The retrieval service exposes a job-based API for accessing dataset content. It supports inline responses for small datasets, server-sent events (SSE) for streaming, and gRPC for high-throughput consumers.

Supported sources

Retrieval adapters cover these data sources:

  • Filesystem
  • Amazon S3
  • Hive
  • Postgres
  • Kafka
  • Slack

Core workflow

  1. Create a retrieval job
  2. Poll job status (optional for streaming or gRPC)
  3. Stream results (SSE) or connect via gRPC

Create a job

POST /api/retrieval/jobs

Key fields:

  • dataset_urn (required)
  • transport (auto, inline, sse, grpc)
  • filters, columns, limit_rows, offset (optional)
  • options for source-specific settings (for example, Kafka bootstrap servers)

Get job status

GET /api/retrieval/jobs/{job_id}

Returns status, progress, and dataset metadata.
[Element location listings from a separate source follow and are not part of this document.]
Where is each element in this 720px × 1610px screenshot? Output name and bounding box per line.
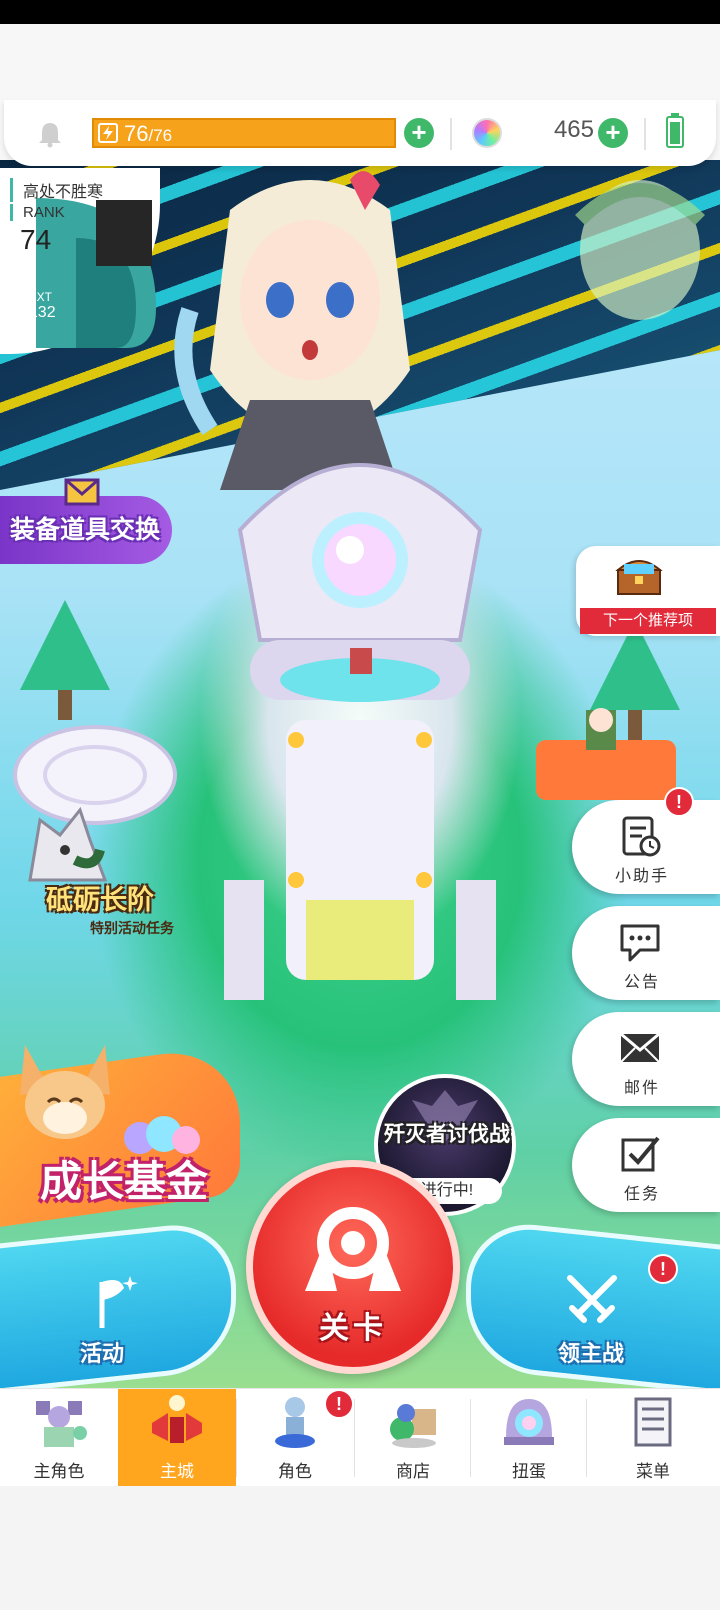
gem-count: 465 [553,116,594,143]
comeback-mission-banner[interactable]: 砥砺长阶 特别活动任务 [20,800,190,950]
add-gem-button[interactable]: + [598,118,628,148]
divider [644,118,646,150]
crystal-tower [224,463,496,1000]
flag-icon [99,1276,138,1328]
game-screen: 76/76 + 465 + 高处不胜寒 RANK 74 NEXT 4132 RP… [0,0,720,1610]
next-recommendation-label: 下一个推荐项 [580,608,716,634]
assistant-label: 小助手 [614,868,669,885]
lord-battle-button[interactable]: 领主战 [466,1217,720,1397]
nav-main-character[interactable]: 主角色 [0,1389,118,1487]
task-button[interactable]: 任务 [572,1118,720,1212]
stage-label: 关卡 [319,1312,387,1345]
lightning-icon [98,123,118,143]
energy-bar: 76/76 [92,118,396,148]
speech-bubble-icon [620,924,660,962]
assistant-alert-badge: ! [664,787,694,817]
player-name: 高处不胜寒 [10,178,103,202]
notice-label: 公告 [623,974,660,991]
next-rank-unit: RP [20,322,37,336]
battery-icon [666,113,684,148]
assistant-button[interactable]: 小助手 [572,800,720,894]
nav-menu-label: 菜单 [636,1462,670,1481]
mail-label: 邮件 [623,1080,660,1097]
next-label: NEXT [20,290,53,304]
faded-character-illustration [575,180,705,320]
character-icon [275,1397,315,1448]
comeback-mission-subtitle: 特别活动任务 [90,920,174,936]
lord-battle-label: 领主战 [558,1341,625,1366]
gem-icon [472,118,502,148]
divider [450,118,452,150]
tree [20,600,110,720]
rank-value: 74 [20,224,52,255]
checkbox-icon [621,1136,660,1172]
nav-character-label: 角色 [278,1462,312,1481]
character-alert-badge: ! [324,1389,354,1419]
fox-character-icon [20,1045,110,1139]
treasure-chest-icon [615,560,663,595]
comeback-mission-title: 砥砺长阶 [46,885,154,915]
nav-main-city[interactable]: 主城 [118,1389,236,1487]
envelope-icon [620,1032,660,1063]
nav-main-city-label: 主城 [160,1462,194,1481]
mail-button[interactable]: 邮件 [572,1012,720,1106]
next-rank-points: 4132 [20,304,56,321]
envelope-icon [64,478,100,506]
heroes-group-icon [36,1401,87,1447]
event-label: 活动 [80,1341,125,1366]
clipboard-clock-icon [622,816,661,857]
add-energy-button[interactable]: + [404,118,434,148]
crossed-swords-icon [567,1275,617,1323]
bottom-navigation: 主角色 主城 角色 ! 商店 扭蛋 菜单 [0,1388,720,1487]
rank-panel[interactable]: 高处不胜寒 RANK 74 NEXT 4132 RP [0,168,160,354]
stage-button[interactable]: 关卡 [246,1160,460,1374]
task-label: 任务 [623,1186,660,1203]
growth-fund-banner[interactable]: 成长基金 [0,1040,250,1227]
nav-gacha[interactable]: 扭蛋 [470,1389,588,1487]
equipment-exchange-banner[interactable]: 装备道具交换 [0,470,175,570]
nav-gacha-label: 扭蛋 [512,1462,546,1481]
boss-raid-title: 歼灭者讨伐战 [384,1123,510,1146]
status-bar [0,0,720,24]
shop-icon [390,1404,436,1448]
equipment-exchange-label: 装备道具交换 [10,516,161,544]
nav-menu[interactable]: 菜单 [586,1389,720,1487]
top-resource-bar: 76/76 + 465 + [4,100,716,166]
energy-readout: 76/76 [124,121,172,149]
event-button[interactable]: 活动 [0,1218,236,1396]
energy-max: /76 [148,126,173,145]
next-recommendation-button[interactable]: 下一个推荐项 [576,546,720,636]
main-city-icon [152,1395,202,1443]
nav-shop-label: 商店 [396,1462,430,1481]
notice-button[interactable]: 公告 [572,906,720,1000]
growth-fund-label: 成长基金 [40,1158,209,1205]
nav-main-character-label: 主角色 [33,1462,85,1481]
nav-shop[interactable]: 商店 [354,1389,472,1487]
system-navigation-area [0,1486,720,1610]
wolf-character-icon [28,806,108,882]
rank-label: RANK [10,204,65,221]
energy-current: 76 [124,121,149,146]
menu-icon [634,1397,672,1447]
lord-battle-alert-badge: ! [648,1254,678,1284]
bell-icon[interactable] [36,120,64,148]
gacha-icon [504,1399,554,1445]
gate-portal-icon [305,1207,401,1291]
If the job uses gRPC, the response includes a short-lived token and endpoint.

Stream results (SSE)

GET /api/retrieval/jobs/{job_id}/stream

Streams data as text/event-stream chunks. Use this for larger datasets or when you need progressive delivery.

gRPC transport

If a job response includes a grpc block, use the token and endpoint with the retrieval gRPC service:

  • Service: kamiwaza.retrieval.v1.RetrievalService
  • Method: StreamData

The gRPC stream returns data chunks with metadata and a terminal marker.

Access control

Retrieval requests are authorized against the dataset URN. Users must have viewer (or higher) access to the dataset to create or view jobs.

Notes

  • Use transport=auto to let the service choose between inline and streaming.
  • For large datasets, prefer sse or grpc to avoid response size limits.